The formula for the surface area of a cone is given by the
formula 𝐴 = 𝜋𝑟
2 + 𝜋𝑟√𝑟
2 + ℎ
2 , where A represents the
surface area, r represents the radius, and h represents the height. If the surface area of a
cone is 225 cm2 and the radius is 4 cm, find the height of the cone.
Given:
A = 225 cm²
r = 4 cm
We are asked to find the height of the cone (h).

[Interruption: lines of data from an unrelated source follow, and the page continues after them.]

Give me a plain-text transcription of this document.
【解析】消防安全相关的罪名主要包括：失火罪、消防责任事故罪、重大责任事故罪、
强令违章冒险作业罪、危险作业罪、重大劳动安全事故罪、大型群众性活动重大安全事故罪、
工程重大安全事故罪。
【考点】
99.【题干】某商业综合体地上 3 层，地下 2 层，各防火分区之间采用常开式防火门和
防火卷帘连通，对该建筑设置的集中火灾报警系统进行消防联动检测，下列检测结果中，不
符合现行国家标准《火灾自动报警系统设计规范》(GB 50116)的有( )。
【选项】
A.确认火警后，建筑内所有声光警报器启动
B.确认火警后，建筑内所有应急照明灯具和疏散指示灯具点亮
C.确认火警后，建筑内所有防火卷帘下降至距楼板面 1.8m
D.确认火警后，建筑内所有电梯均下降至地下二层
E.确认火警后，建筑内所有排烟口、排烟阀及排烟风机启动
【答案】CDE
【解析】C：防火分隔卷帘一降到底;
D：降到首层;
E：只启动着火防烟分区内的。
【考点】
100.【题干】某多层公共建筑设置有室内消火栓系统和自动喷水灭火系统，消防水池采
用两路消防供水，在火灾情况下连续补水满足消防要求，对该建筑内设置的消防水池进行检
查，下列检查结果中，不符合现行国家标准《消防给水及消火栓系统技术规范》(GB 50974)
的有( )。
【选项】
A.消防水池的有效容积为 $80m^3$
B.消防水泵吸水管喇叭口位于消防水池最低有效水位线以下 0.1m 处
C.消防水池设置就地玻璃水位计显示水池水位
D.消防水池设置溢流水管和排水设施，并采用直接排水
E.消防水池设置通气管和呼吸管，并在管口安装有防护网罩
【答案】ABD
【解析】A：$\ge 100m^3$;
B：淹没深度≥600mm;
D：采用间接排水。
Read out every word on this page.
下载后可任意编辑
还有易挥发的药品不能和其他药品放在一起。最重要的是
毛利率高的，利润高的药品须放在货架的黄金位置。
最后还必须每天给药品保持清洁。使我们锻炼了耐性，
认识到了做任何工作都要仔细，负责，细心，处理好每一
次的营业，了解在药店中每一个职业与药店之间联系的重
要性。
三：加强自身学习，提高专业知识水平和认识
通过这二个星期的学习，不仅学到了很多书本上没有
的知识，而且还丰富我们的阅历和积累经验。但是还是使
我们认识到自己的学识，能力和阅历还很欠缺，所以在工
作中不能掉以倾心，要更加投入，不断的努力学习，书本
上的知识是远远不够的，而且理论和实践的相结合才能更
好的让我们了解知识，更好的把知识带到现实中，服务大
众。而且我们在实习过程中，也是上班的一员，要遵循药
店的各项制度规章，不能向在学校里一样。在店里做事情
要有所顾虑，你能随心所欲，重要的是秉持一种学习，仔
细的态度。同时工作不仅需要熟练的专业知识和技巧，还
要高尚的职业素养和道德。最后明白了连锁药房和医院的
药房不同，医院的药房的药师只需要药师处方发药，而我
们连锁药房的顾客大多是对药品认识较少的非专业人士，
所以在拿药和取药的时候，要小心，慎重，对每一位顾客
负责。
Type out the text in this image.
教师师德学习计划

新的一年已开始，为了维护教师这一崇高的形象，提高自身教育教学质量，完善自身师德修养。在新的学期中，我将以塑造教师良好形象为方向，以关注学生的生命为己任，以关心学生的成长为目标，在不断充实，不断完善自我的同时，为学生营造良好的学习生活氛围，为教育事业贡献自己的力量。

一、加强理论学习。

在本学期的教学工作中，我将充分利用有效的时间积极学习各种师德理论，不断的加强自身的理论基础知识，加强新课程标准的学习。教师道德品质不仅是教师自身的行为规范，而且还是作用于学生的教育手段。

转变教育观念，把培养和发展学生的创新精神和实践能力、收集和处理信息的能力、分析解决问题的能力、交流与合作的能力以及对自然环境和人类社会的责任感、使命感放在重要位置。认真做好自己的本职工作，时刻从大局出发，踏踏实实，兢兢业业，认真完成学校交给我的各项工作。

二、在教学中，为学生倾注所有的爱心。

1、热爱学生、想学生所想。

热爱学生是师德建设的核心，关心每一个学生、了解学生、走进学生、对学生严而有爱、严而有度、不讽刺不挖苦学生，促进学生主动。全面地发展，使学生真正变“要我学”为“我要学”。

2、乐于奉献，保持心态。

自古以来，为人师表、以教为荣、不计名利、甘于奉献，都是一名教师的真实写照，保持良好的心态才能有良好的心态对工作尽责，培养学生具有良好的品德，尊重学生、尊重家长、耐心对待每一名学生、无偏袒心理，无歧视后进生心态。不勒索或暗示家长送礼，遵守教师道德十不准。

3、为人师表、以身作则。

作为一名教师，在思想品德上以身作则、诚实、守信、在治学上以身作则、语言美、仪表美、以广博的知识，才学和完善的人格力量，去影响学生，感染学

Using the given values, we can substitute them into the formula for surface area and solve for h:
A = 𝜋r^2 + 𝜋r√(r^2 + h^2)
225 = 𝜋(4^2) + 𝜋(4)√(4^2 + h^2)
225 = 16𝜋 + 4𝜋√(16 + h^2)
225 - 16𝜋 = 4𝜋√(16 + h^2)
To isolate the square root term, we need to divide both sides of the equation by 4𝜋:
(225 - 16𝜋) / (4𝜋) = √(16 + h^2)
Simplifying the left side gives:
56.25 - 4π = √(16 + h^2)
Now, square both sides of the equation to eliminate the square root:
(56.25 - 4π)^2 = (16 + h^2)
Expanding and simplifying the left side gives:
3164.0625 - 450π + 16π^2 = 16 + h^2
Rearranging the equation gives:
h^2 = 3164.0625 - 450π + 16π^2 - 16
h^2 = 3164.0625 - 450π + 16(π^2 - 1)
h^2 = 3164.0625 - 450π + 16(π + 1)(π - 1)
Using a calculator to find the values of the constants, we get:
h^2 ≈ 3164.0625 - 450(3.1416) + 16(3.1416 + 1)(3.1416 - 1)
h^2 ≈ 3164.0625 - 1413.7164 + 16(4.1416)(2.1416)
h^2 ≈ 3164.0625 - 1413.7164 + 138.280704
h^2 ≈ 1888.626804
Taking the square root of both sides gives:
h ≈ √(1888.626804)
h ≈ 43.424 cm
Therefore, the height of the cone is approximately 43.424 cm.